(a) For the following cases, calculate the value of r at which the radial probability density of the hydrogen atom reaches its maximum: (i) n = 1, l = 0, m = 0; (ii) n = 2, l = 1, m = 0; (iii) l = n – 1, m = 0.
(b) Compare the values obtained with the Bohr radius for circular orbits.
(a) Since the radial wave function for n = 1 and l = 0 is R_{10}(r)= 2a^{-3/2}_{0} e^{-r/a_{0} }, the probability density is given by
P_{10}(r)=r^{2} \left|R_{10}(r)\right| ^{2} =\frac{4}{a^{3}_{0}} r^{2}e^{-2r/a_{0} }. (6.259)
(i) The maximum of P_{10}(r) occurs at r_{1}:
\frac{dP_{10}(r)}{dr} \mid _{r=r_{1}} =0\Longrightarrow 2r_{1} -\frac{2r^{2}_{1} }{a_{0} } =0\Longrightarrow r_{1}=a_{0}. (6.260)
(ii) Similarly, since R_{21}(r)=1/(2\sqrt{6}a^{5/2}_{0} )re^{-r/2a_{0} }, we have
P_{21}(r)=r^{2} \left|R_{21}(r)\right| ^{2} =\frac{1}{24a^{5}_ {0} } r^{4} e^{-r/a_{0} }. (6.261)
The maximum of the probability density is given by
\frac{dP_{21}(r)}{dr} \mid _{r=r_{2}} =0\Longrightarrow 4r^{3}_{2} -\frac{r^{4}_{2}}{a_{0}} =0\Longrightarrow r_{2}=4 a_{0}. (6.262)
(iii) The radial function for l = n – 1 can be obtained from (6.170):
R_{nl}(r)=-\left(\frac{2}{na_{0}} \right) ^{3/2} \sqrt{\frac{(n-l-1)!}{2n[(n+l)!]^{3} } } \left(\frac{2r}{na_{0}} \right) ^{l} e^{-r/ na_{0} }L^{2l+1}_{n+l} \left(\frac{2r}{na_{0}} \right) (6.170)
R_{n(n-1)}(r)=-\left(\frac{2}{na_{0}} \right) ^{3/2}\frac{1}{\sqrt{2n[(2n-1)!]^{3} } } \left(\frac{2r}{na_{0}} \right) ^{(n-1)} e^{-r/na_{0} }L^{2n-1}_{2n-1}\left(\frac{2r}{na_{0}} \right). (6.263)
From (6.159)
L^{N}_{k} (r)=\frac{d^{N} }{dr^{N} } L_{k} (r), (6.159)
and (6.160)
L_{k} (r)=e^{r} \frac{d^{k} }{dr^{k} } (r^{k}e^{-r} ). (6.160)
we can verify that the associated Laguerre polynomial L^{2n-1}_{2n-1} is a con-stant, L^{2n-1}_{2n-1}(y)=-(2n-1)!. We can thus write R_{n(n-1)}(r) as R_{n(n-1)}(r)=A_{n} r^{n-1} e^{-r/na_{0}}, where A_{n} is a constant.
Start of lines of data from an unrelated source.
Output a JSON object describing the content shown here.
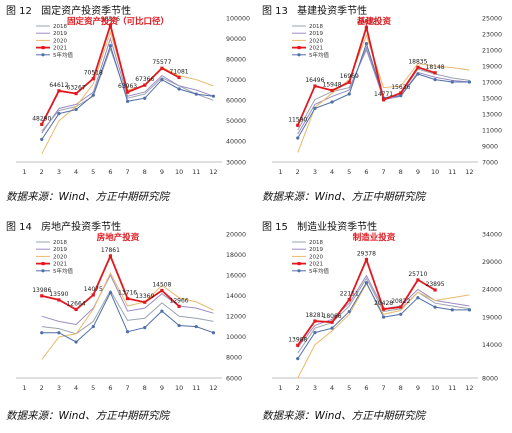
{
  "months": [
    "1",
    "2",
    "3",
    "4",
    "5",
    "6",
    "7",
    "8",
    "9",
    "10",
    "11",
    "12"
  ],
  "series_colors": {
    "2018": "#9aa3b0",
    "2019": "#9b8cc4",
    "2020": "#e9b96a",
    "2021": "#e0191f",
    "5yr": "#4f6fa8"
  },
  "source_text": "数据来源：Wind、方正中期研究院",
  "figures": [
    {
      "label": "图 12",
      "title": "固定资产投资季节性",
      "chart_data": {
        "type": "line",
        "inner_title": "固定资产投资（可比口径）",
        "x": [
          1,
          2,
          3,
          4,
          5,
          6,
          7,
          8,
          9,
          10,
          11,
          12
        ],
        "ylim": [
          30000,
          100000
        ],
        "y_ticks": [
          30000,
          40000,
          50000,
          60000,
          70000,
          80000,
          90000,
          100000
        ],
        "y_axis_side": "right",
        "legend": [
          "2018",
          "2019",
          "2020",
          "2021",
          "5年均值"
        ],
        "series": [
          {
            "name": "2018",
            "values": [
              null,
              45000,
              55000,
              57000,
              62000,
              85000,
              61000,
              63000,
              71000,
              67000,
              63000,
              60000
            ]
          },
          {
            "name": "2019",
            "values": [
              null,
              44000,
              56000,
              58000,
              64000,
              90000,
              62000,
              64000,
              72000,
              67000,
              65000,
              62000
            ]
          },
          {
            "name": "2020",
            "values": [
              null,
              34000,
              50000,
              57000,
              68000,
              93000,
              65000,
              67000,
              76000,
              72000,
              70000,
              67000
            ]
          },
          {
            "name": "2021",
            "values": [
              null,
              48290,
              64612,
              63267,
              70518,
              96526,
              63963,
              67366,
              75577,
              71081,
              null,
              null
            ]
          },
          {
            "name": "5年均值",
            "values": [
              null,
              41000,
              53500,
              55500,
              62500,
              86500,
              59500,
              61000,
              70000,
              65500,
              63000,
              62000
            ]
          }
        ],
        "data_labels": [
          {
            "series": "2021",
            "x": 2,
            "text": "48290"
          },
          {
            "series": "2021",
            "x": 3,
            "text": "64612"
          },
          {
            "series": "2021",
            "x": 4,
            "text": "63267"
          },
          {
            "series": "2021",
            "x": 5,
            "text": "70518"
          },
          {
            "series": "2021",
            "x": 6,
            "text": "96526"
          },
          {
            "series": "2021",
            "x": 7,
            "text": "63963"
          },
          {
            "series": "2021",
            "x": 8,
            "text": "67366"
          },
          {
            "series": "2021",
            "x": 9,
            "text": "75577"
          },
          {
            "series": "2021",
            "x": 10,
            "text": "71081"
          }
        ]
      }
    },
    {
      "label": "图 13",
      "title": "基建投资季节性",
      "chart_data": {
        "type": "line",
        "inner_title": "基建投资",
        "x": [
          1,
          2,
          3,
          4,
          5,
          6,
          7,
          8,
          9,
          10,
          11,
          12
        ],
        "ylim": [
          7000,
          25000
        ],
        "y_ticks": [
          7000,
          9000,
          11000,
          13000,
          15000,
          17000,
          19000,
          21000,
          23000,
          25000
        ],
        "y_axis_side": "right",
        "legend": [
          "2018",
          "2019",
          "2020",
          "2021",
          "5年均值"
        ],
        "series": [
          {
            "name": "2018",
            "values": [
              null,
              11000,
              14800,
              15800,
              16300,
              21000,
              15000,
              15500,
              18600,
              18000,
              17500,
              17200
            ]
          },
          {
            "name": "2019",
            "values": [
              null,
              10500,
              14200,
              15200,
              16000,
              21300,
              14800,
              15200,
              18200,
              17600,
              17200,
              17000
            ]
          },
          {
            "name": "2020",
            "values": [
              null,
              8200,
              13800,
              15600,
              17300,
              22800,
              16300,
              16500,
              19300,
              19000,
              18800,
              18500
            ]
          },
          {
            "name": "2021",
            "values": [
              null,
              11590,
              16496,
              15948,
              16969,
              23832,
              14771,
              15636,
              18835,
              18148,
              null,
              null
            ]
          },
          {
            "name": "5年均值",
            "values": [
              null,
              10000,
              13700,
              14500,
              15500,
              21800,
              15000,
              15300,
              18000,
              17300,
              17000,
              17000
            ]
          }
        ],
        "data_labels": [
          {
            "series": "2021",
            "x": 2,
            "text": "11590"
          },
          {
            "series": "2021",
            "x": 3,
            "text": "16496"
          },
          {
            "series": "2021",
            "x": 4,
            "text": "15948"
          },
          {
            "series": "2021",
            "x": 5,
            "text": "16969"
          },
          {
            "series": "2021",
            "x": 6,
            "text": "23832"
          },
          {
            "series": "2021",
            "x": 7,
            "text": "14771"
          },
          {
            "series": "2021",
            "x": 8,
            "text": "15636"
          },
          {
            "series": "2021",
            "x": 9,
            "text": "18835"
          },
          {
            "series": "2021",
            "x": 10,
            "text": "18148"
          }
        ]
      }
    },
    {
      "label": "图 14",
      "title": "房地产投资季节性",
      "chart_data": {
        "type": "line",
        "inner_title": "房地产投资",
        "x": [
          1,
          2,
          3,
          4,
          5,
          6,
          7,
          8,
          9,
          10,
          11,
          12
        ],
        "ylim": [
          6000,
          20000
        ],
        "y_ticks": [
          6000,
          8000,
          10000,
          12000,
          14000,
          16000,
          18000,
          20000
        ],
        "y_axis_side": "right",
        "legend": [
          "2018",
          "2019",
          "2020",
          "2021",
          "5年均值"
        ],
        "series": [
          {
            "name": "2018",
            "values": [
              null,
              11000,
              10800,
              10300,
              11500,
              14500,
              11600,
              11800,
              13300,
              12000,
              11800,
              11500
            ]
          },
          {
            "name": "2019",
            "values": [
              null,
              12000,
              11500,
              11200,
              12800,
              16000,
              12500,
              12800,
              14200,
              13000,
              12800,
              12300
            ]
          },
          {
            "name": "2020",
            "values": [
              null,
              7800,
              10000,
              10300,
              12700,
              16200,
              13000,
              13400,
              15000,
              13800,
              13400,
              12600
            ]
          },
          {
            "name": "2021",
            "values": [
              null,
              13986,
              13590,
              12664,
              14075,
              17861,
              13716,
              13369,
              14508,
              12966,
              null,
              null
            ]
          },
          {
            "name": "5年均值",
            "values": [
              null,
              10400,
              10400,
              9500,
              11000,
              14300,
              10500,
              10900,
              12500,
              11100,
              11000,
              10400
            ]
          }
        ],
        "data_labels": [
          {
            "series": "2021",
            "x": 2,
            "text": "13986"
          },
          {
            "series": "2021",
            "x": 3,
            "text": "13590"
          },
          {
            "series": "2021",
            "x": 4,
            "text": "12664"
          },
          {
            "series": "2021",
            "x": 5,
            "text": "14075"
          },
          {
            "series": "2021",
            "x": 6,
            "text": "17861"
          },
          {
            "series": "2021",
            "x": 7,
            "text": "13716"
          },
          {
            "series": "2021",
            "x": 8,
            "text": "13369"
          },
          {
            "series": "2021",
            "x": 9,
            "text": "14508"
          },
          {
            "series": "2021",
            "x": 10,
            "text": "12966"
          }
        ]
      }
    },
    {
      "label": "图 15",
      "title": "制造业投资季节性",
      "chart_data": {
        "type": "line",
        "inner_title": "制造业投资",
        "x": [
          1,
          2,
          3,
          4,
          5,
          6,
          7,
          8,
          9,
          10,
          11,
          12
        ],
        "ylim": [
          8000,
          34000
        ],
        "y_ticks": [
          8000,
          14000,
          19000,
          24000,
          29000,
          34000
        ],
        "y_axis_side": "right",
        "legend": [
          "2018",
          "2019",
          "2020",
          "2021",
          "5年均值"
        ],
        "series": [
          {
            "name": "2018",
            "values": [
              null,
              12500,
              17000,
              18000,
              21000,
              26000,
              20000,
              20500,
              23500,
              21500,
              21000,
              20500
            ]
          },
          {
            "name": "2019",
            "values": [
              null,
              13500,
              17500,
              18600,
              21500,
              26500,
              20500,
              21000,
              24000,
              22000,
              21500,
              21000
            ]
          },
          {
            "name": "2020",
            "values": [
              null,
              8000,
              14000,
              16500,
              19500,
              25000,
              19500,
              20200,
              23500,
              22000,
              22500,
              23000
            ]
          },
          {
            "name": "2021",
            "values": [
              null,
              13908,
              18281,
              18066,
              22151,
              29378,
              20428,
              20822,
              25710,
              23895,
              null,
              null
            ]
          },
          {
            "name": "5年均值",
            "values": [
              null,
              11500,
              16200,
              17000,
              20000,
              25200,
              19000,
              19500,
              22500,
              20800,
              20300,
              20300
            ]
          }
        ],
        "data_labels": [
          {
            "series": "2021",
            "x": 2,
            "text": "13908"
          },
          {
            "series": "2021",
            "x": 3,
            "text": "18281"
          },
          {
            "series": "2021",
            "x": 4,
            "text": "18066"
          },
          {
            "series": "2021",
            "x": 5,
            "text": "22151"
          },
          {
            "series": "2021",
            "x": 6,
            "text": "29378"
          },
          {
            "series": "2021",
            "x": 7,
            "text": "20428"
          },
          {
            "series": "2021",
            "x": 8,
            "text": "20822"
          },
          {
            "series": "2021",
            "x": 9,
            "text": "25710"
          },
          {
            "series": "2021",
            "x": 10,
            "text": "23895"
          }
        ]
      }
    }
  ]
}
Hence the probability density is given by
P_{n(n-1)} (r)=r^{2} \left|R_{n(n-1)}(r)\right| ^{2} =A^{2} _{n} r^{2n} e^{-2r/na_{0}}. (6.264)
The maximum of the probability density is given by
\frac{dP_{n(n-1)} (r)}{dr} \mid _{r=r_{n} } =0\Longrightarrow 2nr^{2n-1}_{n} -\frac{2r^{2n}_{n} }{na_{0}} =0\Longrightarrow r_{n}=n^{2} a_{0}. (6.265)
(b) The values of r_{n} displayed in (6.260), (6.262), and (6.265) are nothing but the Bohr radii for circular orbits, r_{n}= n^{2} a_{0}. The Bohr radius r_{n}= n^{2} a_{0} gives the position of maximum probability density for an electron in a hydrogen atom.